I-L' histoire |
A l'origine était le piratage.
Au départ, quand un groupe de pirates crackait un nouveau jeu, son nom était affiché à l'écran durant le chargement. Les pirates sont des gens très mégalomanes. Lorsqu'ils déplombent un soft, il y a deux motivations principales:
- l'exploit technique, car il s'agit de partir en croisade contre l'auteur de la protection, d'infiltrer son code, de contourner ses sentinelles, de tromper sa vigilance pour finalement se retrouver maître des lieux et y planter son drapeau. Faire sauter la protection de tel ou tel auteur réputé "coriace" devient alor un défi fabuleux.
- la reconnaissance de ses pairs, car il s'agit en cas de victoire de faire savoir à tout le monde qu'untel a réussi à triompher de la fameuse protection de tel programme. Le pirate est mégalomane, car il vise une renommée internationale, et pas uniquement limitée à son pays d'origine.D'où les messages "Cracked by..." inscrits sur la page de présentation du soft avant de le relancer dans le réseau. D'où l'emploi de pseudonymes, puisqu'il est évidemment hors de questions de signer de son vrai nom un acte tout ce qu'il y a de plus illégal.
Puis, un jour, une idée émerge de l'esprit d'un pirate encore un peu plus mégalomane que les autres. C'est bien, un message "Cracked by...", mais il est un peu statique. Pour faire mieux - mieux que le voisin s'entend - on pourrait par exemple le faire rebondir en dessous du nom du jeu, non ? Oh ! Et puis on pourrait faire défiler un texte en bas de l'écran pour présenter les membres du groupe et leurs fonctions ! Et puis si on mettait une musique en même temps? Et de jolies fontes pour le texte plutôt que les moches fontes système! Etc...

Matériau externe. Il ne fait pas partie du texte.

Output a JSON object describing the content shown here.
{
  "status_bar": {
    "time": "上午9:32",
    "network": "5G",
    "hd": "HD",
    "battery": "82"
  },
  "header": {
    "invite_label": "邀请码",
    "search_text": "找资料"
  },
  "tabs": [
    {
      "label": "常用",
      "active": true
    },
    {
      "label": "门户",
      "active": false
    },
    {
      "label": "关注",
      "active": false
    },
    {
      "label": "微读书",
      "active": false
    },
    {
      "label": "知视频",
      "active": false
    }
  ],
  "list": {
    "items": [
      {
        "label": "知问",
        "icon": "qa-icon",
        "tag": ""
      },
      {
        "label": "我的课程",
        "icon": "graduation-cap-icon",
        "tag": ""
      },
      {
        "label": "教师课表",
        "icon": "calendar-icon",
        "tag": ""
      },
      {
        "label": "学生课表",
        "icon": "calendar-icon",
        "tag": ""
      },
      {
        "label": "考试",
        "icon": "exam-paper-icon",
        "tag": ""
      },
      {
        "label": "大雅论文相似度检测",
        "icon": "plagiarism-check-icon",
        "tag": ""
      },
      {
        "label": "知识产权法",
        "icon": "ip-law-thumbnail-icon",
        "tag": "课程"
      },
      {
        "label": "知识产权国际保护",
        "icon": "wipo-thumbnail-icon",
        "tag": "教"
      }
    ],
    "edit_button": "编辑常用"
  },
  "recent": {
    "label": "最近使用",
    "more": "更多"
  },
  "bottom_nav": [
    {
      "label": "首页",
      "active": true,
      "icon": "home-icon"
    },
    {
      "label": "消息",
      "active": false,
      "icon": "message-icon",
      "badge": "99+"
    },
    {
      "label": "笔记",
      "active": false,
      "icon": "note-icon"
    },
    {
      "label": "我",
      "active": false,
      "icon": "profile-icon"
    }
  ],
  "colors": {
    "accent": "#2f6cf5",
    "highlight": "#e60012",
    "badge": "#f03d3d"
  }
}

...la machine était lancée...
A partir de ce jour, on vit se greffer en préambule de chaque jeu cracké un petit bout de programme appelé assez judicieusement "intro", dont le but était bien entendu d'introduire le groupe responsable du crack, le jeu piraté, voire quelques détails techniques sur les conditions de réalisation du méfait - véridiques ou non, ("This game was cracked in 1'28" !!), le but du jeu étant encore une fois d'en mettre plein la vue au reste du monde.
En mettre plein la vue ? Le mot est faible. La compétition qui existait entre les crackers en ce qui concernait les protections n'était rien, rien du tout, à côté de celle qui fit par la suite rage entre les coders des intros! - le cracker et le responsable de l'intro n'étant pas toujours une seule et même personne.
Chaque groupe veut toujours surpasser les intros des autres, en y rajoutant tel ou tel effet graphique inédit, des logos du groupe de plus en plus beaux, des textes défilants (scrolltexts !) de plus en plus gros, de plus en plus imposants, l'idée générale étant toujours la même : faire mieux que le voisin, faire plus joli, plus rapide, de préférence en donnant dans la démesure et le grand spectacle.
Et un beau jour, ce qui devait arriver arriva : la programmation de ces intros étant de plus en plus longue, et par ailleurs aussi intéressante, sinon plus, que le crack de protections de plus en plus lamentables, un groupe décida d'abandonner définitivement le déplombage pour se consacrer exlusivement à la création de ces petites intros si prisées par les utilisateurs.
II-La Demo |
Une démo, à la base, n'est ni plus ni moins qu'une version un peu plus évoluée, plus élaborée, plus poussée, d'une intro. Ce n'est plus une intro - il n'y a plus de jeu derrière à introduire, après tout! - mais ça y ressemble beaucoup. Une démo, c'est une démonstration. D'abord des qualités de chacun. Des capacités du coder, de ce qu'il sait faire. Des oeuvres du graphiste, de sa maîtrise des couleurs, de l'utilisation des trames. Des compositions du musiciens, enfin, la dimension sonore étant un élément essentiel à l'ensemble du programme ainsi obtenu. On a vu, dans ce cadre, des groupes créer des démos dans le seul but d'être repérés et engagés par la suite dans une boîte de jeux - exemple trivial et inévitable : les légendaires Cuddly Demos des Carebears en 1989...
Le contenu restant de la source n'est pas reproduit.